Les régies sont encore nombreuses à privilégier le gré à gré, parce que ce dernier leur offre une meilleure visibilité sur les revenus qui seront générés

Pour que ces derniers joignent les actes à la parole, certaines choses devront néanmoins changer. Du côté des régies d’abord. On a parlé du CPM facial, qui est moins un sujet aujourd’hui. Mais certains réflexes ont la vie dure. Oui, toutes les régies historiques ont basculé l’intégralité de leur inventaire DOOH en programmatique (Mediatransports a été le dernier à le faire). Mais elles sont encore nombreuses, à en croire Mehdi Aroussi, à “privilégier le gré à gré, parce que ce dernier leur offre une meilleure visibilité sur les revenus qui seront générés.”

“L’arrivée du programmatique garanti, qui s’accompagne d’un engagement de budget par l’acheteur, permet d’y remédier”, remarque Mehdi Aroussi. Le mode d’achat a gagné en popularité à mesure que les JO de Paris approchent et, avec eux, une concurrence beaucoup plus dense. Il rassure les régies... mais aussi les annonceurs puisque, comme le note Anne-Laure Padrines, head of OOH et event chez Publicis Media, "cela leur garantira d'atteindre le niveau de répétition et de couverture suffisant pour assurer l’efficacité de la campagne.”

Un inventaire qui reste encore relativement faible

L’autre sujet, plus compliqué à “cracker”, c’est celui de l’inventaire. On parle d’environ 60 000 écrans DOOH compatibles sur un patrimoine total… de 500 000 faces OOH. Des écrans DOOH sont, pour la plupart, en indoor et dans des grandes agglomérations.  Leur répartition n’est donc pas vraiment représentative du patrimoine national. “Ce qui cantonne, pour l’instant, le DOOH a des campagnes tactiques”, ajoute Diariata Anne.
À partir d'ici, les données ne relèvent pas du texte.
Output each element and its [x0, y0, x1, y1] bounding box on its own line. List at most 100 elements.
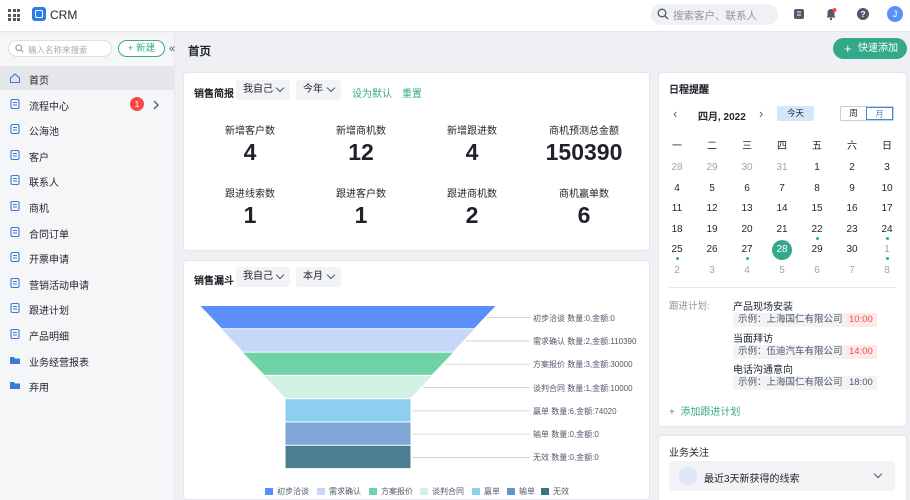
sidebar-item-label: 弃用 — [29, 383, 49, 395]
stat-value: 150390 — [545, 139, 623, 165]
calendar-day[interactable]: 24 — [872, 224, 902, 235]
calendar-day[interactable]: 21 — [767, 224, 797, 235]
calendar-day[interactable]: 6 — [802, 265, 832, 276]
quick-add-button[interactable]: + 快速添加 — [833, 38, 907, 59]
sidebar-item[interactable]: 首页 — [0, 66, 175, 90]
plan-title[interactable]: 当面拜访 — [733, 330, 773, 345]
add-plan-link[interactable]: + 添加跟进计划 — [669, 403, 740, 418]
calendar-day[interactable]: 12 — [697, 203, 727, 214]
funnel-segment[interactable] — [285, 422, 411, 445]
bell-icon[interactable] — [824, 7, 838, 21]
plan-title[interactable]: 产品现场安装 — [733, 298, 793, 313]
sidebar-item[interactable]: 开票申请 — [0, 245, 175, 269]
next-month-icon[interactable]: › — [759, 106, 763, 121]
calendar-day[interactable]: 5 — [767, 265, 797, 276]
sidebar-item[interactable]: 合同订单 — [0, 220, 175, 244]
calendar-day[interactable]: 14 — [767, 203, 797, 214]
funnel-segment[interactable] — [285, 445, 411, 469]
funnel-segment[interactable] — [200, 306, 496, 329]
calendar-day[interactable]: 3 — [872, 162, 902, 173]
new-leads-row[interactable]: 最近3天新获得的线索 — [669, 461, 895, 491]
stat-label: 商机预测总金额 — [549, 126, 619, 137]
sidebar-item[interactable]: 营销活动申请 — [0, 271, 175, 295]
legend-swatch — [507, 488, 515, 495]
calendar-day[interactable]: 8 — [802, 183, 832, 194]
calendar-day[interactable]: 20 — [732, 224, 762, 235]
funnel-segment[interactable] — [221, 329, 475, 352]
calendar-day[interactable]: 5 — [697, 183, 727, 194]
legend-item[interactable]: 无效 — [541, 486, 569, 497]
calendar-day[interactable]: 1 — [872, 244, 902, 255]
plan-title[interactable]: 电话沟通意向 — [733, 361, 793, 376]
calendar-day[interactable]: 7 — [837, 265, 867, 276]
sidebar-item-label: 联系人 — [29, 178, 59, 190]
plan-company[interactable]: 示例：上海国仁有限公司 — [733, 313, 848, 327]
today-button[interactable]: 今天 — [777, 106, 814, 121]
chevron-right-icon[interactable] — [152, 99, 160, 113]
calendar-day[interactable]: 19 — [697, 224, 727, 235]
plan-company[interactable]: 示例：上海国仁有限公司 — [733, 376, 848, 390]
calendar-day[interactable]: 26 — [697, 244, 727, 255]
sidebar-item[interactable]: 业务经营报表 — [0, 348, 175, 372]
sidebar-item[interactable]: 跟进计划 — [0, 296, 175, 320]
calendar-day[interactable]: 23 — [837, 224, 867, 235]
legend-item[interactable]: 初步洽谈 — [265, 486, 309, 497]
calendar-day[interactable]: 2 — [662, 265, 692, 276]
calendar-day[interactable]: 16 — [837, 203, 867, 214]
legend-item[interactable]: 输单 — [507, 486, 535, 497]
calendar-day[interactable]: 15 — [802, 203, 832, 214]
sidebar-item[interactable]: 弃用 — [0, 373, 175, 397]
prev-month-icon[interactable]: ‹ — [673, 106, 677, 121]
calendar-day[interactable]: 30 — [837, 244, 867, 255]
calendar-day[interactable]: 29 — [697, 162, 727, 173]
calendar-day[interactable]: 31 — [767, 162, 797, 173]
global-search-input[interactable]: 搜索客户、联系人 — [651, 4, 778, 25]
calendar-day[interactable]: 18 — [662, 224, 692, 235]
calendar-day[interactable]: 22 — [802, 224, 832, 235]
calendar-day[interactable]: 17 — [872, 203, 902, 214]
calendar-day[interactable]: 10 — [872, 183, 902, 194]
calendar-day[interactable]: 6 — [732, 183, 762, 194]
calendar-day[interactable]: 9 — [837, 183, 867, 194]
opportunity-icon — [10, 200, 20, 212]
calendar-day[interactable]: 28 — [662, 162, 692, 173]
legend-item[interactable]: 方案报价 — [369, 486, 413, 497]
calendar-day[interactable]: 27 — [732, 244, 762, 255]
calendar-day[interactable]: 4 — [662, 183, 692, 194]
sidebar-item[interactable]: 公海池 — [0, 117, 175, 141]
sidebar-item-label: 产品明细 — [29, 332, 69, 343]
legend-item[interactable]: 需求确认 — [317, 486, 361, 497]
calendar-day[interactable]: 29 — [802, 244, 832, 255]
plan-company[interactable]: 示例：伍迪汽车有限公司 — [733, 344, 848, 359]
funnel-segment[interactable] — [285, 399, 411, 422]
user-avatar[interactable]: J — [887, 6, 903, 22]
calendar-day[interactable]: 4 — [732, 265, 762, 276]
leads-icon — [679, 467, 697, 485]
legend-item[interactable]: 谈判合同 — [420, 486, 464, 497]
calendar-day[interactable]: 30 — [732, 162, 762, 173]
calendar-day[interactable]: 8 — [872, 265, 902, 276]
sidebar-item[interactable]: 产品明细 — [0, 322, 175, 346]
calendar-day[interactable]: 11 — [662, 203, 692, 214]
legend-item[interactable]: 赢单 — [472, 486, 500, 497]
sidebar-item[interactable]: 联系人 — [0, 168, 175, 192]
calendar-day[interactable]: 1 — [802, 162, 832, 173]
campaign-icon — [10, 277, 20, 288]
month-view-button[interactable]: 月 — [866, 107, 893, 120]
home-icon — [9, 73, 21, 84]
funnel-segment[interactable] — [243, 352, 453, 375]
calendar-day[interactable]: 3 — [697, 265, 727, 276]
calendar-day[interactable]: 2 — [837, 162, 867, 173]
calendar-day[interactable]: 13 — [732, 203, 762, 214]
notes-icon[interactable] — [792, 7, 806, 21]
week-view-button[interactable]: 周 — [841, 107, 866, 120]
funnel-segment[interactable] — [264, 375, 432, 399]
sidebar-item[interactable]: 客户 — [0, 143, 175, 167]
sidebar-item[interactable]: 流程中心 1 — [0, 92, 175, 116]
search-placeholder: 搜索客户、联系人 — [673, 10, 757, 22]
help-icon[interactable]: ? — [856, 7, 870, 21]
calendar-day[interactable]: 7 — [767, 183, 797, 194]
calendar-day[interactable]: 25 — [662, 244, 692, 255]
sidebar-item[interactable]: 商机 — [0, 194, 175, 218]
stat-value: 6 — [577, 202, 591, 228]
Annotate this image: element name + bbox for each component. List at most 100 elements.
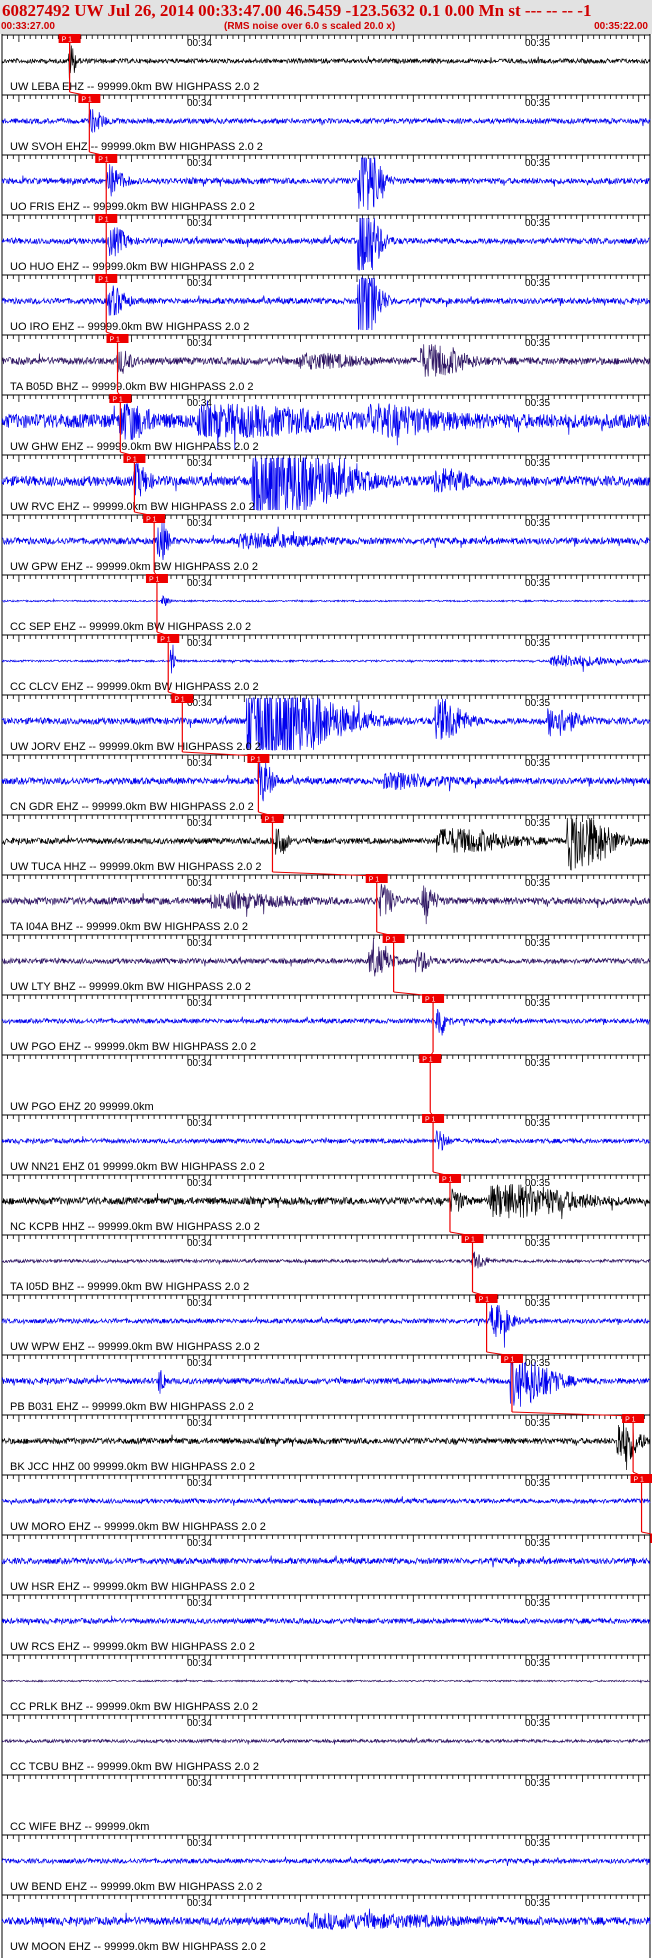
time-ticks	[1, 1595, 651, 1602]
time-label: 00:35	[525, 1838, 550, 1849]
waveform-trace	[1, 1357, 651, 1407]
station-label: UW MOON EHZ -- 99999.0km BW HIGHPASS 2.0…	[10, 1941, 266, 1953]
pick-label: P 1	[625, 1417, 635, 1424]
pick-label: P 1	[369, 877, 379, 884]
time-label: 00:35	[525, 1898, 550, 1909]
time-ticks	[1, 815, 651, 822]
time-ticks	[1, 1535, 651, 1542]
station-label: BK JCC HHZ 00 99999.0km BW HIGHPASS 2.0 …	[10, 1461, 255, 1473]
start-time: 00:33:27.00	[1, 21, 55, 32]
time-label: 00:34	[187, 1718, 212, 1729]
time-label: 00:34	[187, 638, 212, 649]
time-label: 00:35	[525, 998, 550, 1009]
time-label: 00:34	[187, 218, 212, 229]
station-label: UW MORO EHZ -- 99999.0km BW HIGHPASS 2.0…	[10, 1521, 266, 1533]
time-ticks	[1, 1415, 651, 1422]
end-time: 00:35:22.00	[594, 21, 648, 32]
pick-label: P 1	[264, 817, 274, 824]
station-label: UW BEND EHZ -- 99999.0km BW HIGHPASS 2.0…	[10, 1881, 262, 1893]
time-label: 00:35	[525, 38, 550, 49]
waveform-trace	[1, 1130, 651, 1151]
time-ticks	[1, 1115, 651, 1122]
pick-label: P 1	[425, 997, 435, 1004]
pick-label: P 1	[98, 217, 108, 224]
waveform-trace	[1, 1856, 651, 1866]
station-label: TA I04A BHZ -- 99999.0km BW HIGHPASS 2.0…	[10, 921, 248, 933]
station-label: UW JORV EHZ -- 99999.0km BW HIGHPASS 2.0…	[10, 741, 261, 753]
station-label: CC PRLK BHZ -- 99999.0km BW HIGHPASS 2.0…	[10, 1701, 258, 1713]
time-label: 00:34	[187, 278, 212, 289]
time-label: 00:35	[525, 1418, 550, 1429]
time-label: 00:35	[525, 1718, 550, 1729]
time-label: 00:34	[187, 878, 212, 889]
station-label: CC TCBU BHZ -- 99999.0km BW HIGHPASS 2.0…	[10, 1761, 259, 1773]
time-label: 00:34	[187, 1778, 212, 1789]
station-label: UW GHW EHZ -- 99999.0km BW HIGHPASS 2.0 …	[10, 441, 259, 453]
time-label: 00:34	[187, 518, 212, 529]
time-label: 00:35	[525, 1058, 550, 1069]
scale-note: (RMS noise over 6.0 s scaled 20.0 x)	[224, 21, 396, 32]
pick-label: P 1	[149, 577, 159, 584]
time-label: 00:35	[525, 158, 550, 169]
time-ticks	[1, 1835, 651, 1842]
waveform-trace	[1, 344, 651, 377]
time-ticks	[1, 1175, 651, 1182]
time-ticks	[1, 455, 651, 462]
time-ticks	[1, 695, 651, 702]
time-label: 00:35	[525, 1538, 550, 1549]
time-label: 00:35	[525, 1358, 550, 1369]
time-ticks	[1, 335, 651, 342]
time-label: 00:35	[525, 1778, 550, 1789]
station-label: TA B05D BHZ -- 99999.0km BW HIGHPASS 2.0…	[10, 381, 254, 393]
station-label: CC WIFE BHZ -- 99999.0km	[10, 1821, 149, 1833]
time-label: 00:34	[187, 1418, 212, 1429]
time-label: 00:35	[525, 278, 550, 289]
station-label: UW PGO EHZ -- 99999.0km BW HIGHPASS 2.0 …	[10, 1041, 256, 1053]
waveform-trace	[1, 1496, 651, 1506]
station-label: UW TUCA HHZ -- 99999.0km BW HIGHPASS 2.0…	[10, 861, 261, 873]
pick-label: P 1	[98, 277, 108, 284]
time-label: 00:35	[525, 1178, 550, 1189]
time-label: 00:35	[525, 758, 550, 769]
station-label: CN GDR EHZ -- 99999.0km BW HIGHPASS 2.0 …	[10, 801, 254, 813]
pick-label: P 1	[126, 457, 136, 464]
pick-label: P 1	[250, 757, 260, 764]
time-ticks	[1, 635, 651, 642]
waveform-trace	[1, 759, 651, 802]
time-label: 00:34	[187, 1478, 212, 1489]
pick-label: P 1	[98, 157, 108, 164]
time-label: 00:35	[525, 938, 550, 949]
waveform-trace	[1, 1737, 651, 1745]
time-label: 00:34	[187, 458, 212, 469]
time-ticks	[1, 395, 651, 402]
station-label: TA I05D BHZ -- 99999.0km BW HIGHPASS 2.0…	[10, 1281, 249, 1293]
time-label: 00:35	[525, 578, 550, 589]
time-ticks	[1, 1295, 651, 1302]
time-label: 00:34	[187, 98, 212, 109]
station-label: UW RVC EHZ -- 99999.0km BW HIGHPASS 2.0 …	[10, 501, 255, 513]
time-label: 00:34	[187, 1598, 212, 1609]
event-title: 60827492 UW Jul 26, 2014 00:33:47.00 46.…	[2, 1, 592, 20]
pick-label: P 1	[422, 1057, 432, 1064]
pick-label: P 1	[465, 1237, 475, 1244]
waveform-trace	[1, 109, 651, 134]
time-ticks	[1, 1475, 651, 1482]
time-ticks	[1, 1895, 651, 1902]
waveform-trace	[1, 41, 651, 79]
waveform-trace	[1, 644, 651, 674]
seismogram-plot: 00:34 00:35 UW LEBA EHZ -- 99999.0km BW HI…	[1, 34, 652, 1958]
pick-label: P 1	[112, 397, 122, 404]
time-label: 00:34	[187, 1238, 212, 1249]
time-label: 00:35	[525, 1478, 550, 1489]
time-label: 00:34	[187, 1538, 212, 1549]
station-label: UW GPW EHZ -- 99999.0km BW HIGHPASS 2.0 …	[10, 561, 258, 573]
time-label: 00:35	[525, 818, 550, 829]
station-label: UW SVOH EHZ -- 99999.0km BW HIGHPASS 2.0…	[10, 141, 263, 153]
time-label: 00:34	[187, 1058, 212, 1069]
pick-label: P 1	[504, 1357, 514, 1364]
waveform-trace	[1, 883, 651, 925]
pick-label: P 1	[62, 37, 72, 44]
time-label: 00:34	[187, 1178, 212, 1189]
waveform-trace	[1, 937, 651, 977]
time-ticks	[1, 515, 651, 522]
Et ce qui fait dire à Nicolas Benoit, GM d’In-Store Media France, acteur qui commercialise le parc d’écrans DOOH des magasin Leclerc, que “le DOOH in-store souffre peut-être d’appartenir à un segment qui est vu comme du mass media, sans lui-même en être vraiment un.” 

C’est un fait, le DOOH peine à investir nos rues, la faute à la réglementation sur la publicité extérieure (RLP). Seuls les écrans digitaux affichés derrière les vitrines (et donc considérés comme in-store) permettent, de fait, de toucher les rues en programmatique. Et, seuls Carrefour, Monoprix, Marionnaud et le réseau de commerces de proximité de Phénix (1 600 écrans urbains) ont, sur ce sujet, un inventaire conséquent. 

Pour le reste, c’est surtout de l’indoor, un environnement pour lequel on manque de data fiable, à en croire Anne-Laure Padrines. “C’est compliqué d’obtenir de la donnée SDK fiable quand vous voulez construire un plan DOOH drive to store pour un magasin présent dans un centre commercial.” Tout simplement parce que la data que l’on vous donne correspond à la zone d’attraction du centre commercial, plus que celle du magasin qui y est présent. “Je suis prête à payer plus pour de la data mais encore faut-il qu’elle en vaille la peine”, pose Anne-Laure Padrines.

L’autre enjeu, c’est l’arrivée d’une mesure unifiée, comme celle qui existe déjà pour le OOH. “Chaque acteur DOOH a sa propre méthodologie de calcul quand vient le moment de communiquer sur l’efficacité d’un écran”, rappelle Anne-Laure Padrines. Même si ces méthodologies sont validées par le CESP, cela donne parfois le sentiment à l’experte de comparer des choux et des carottes. 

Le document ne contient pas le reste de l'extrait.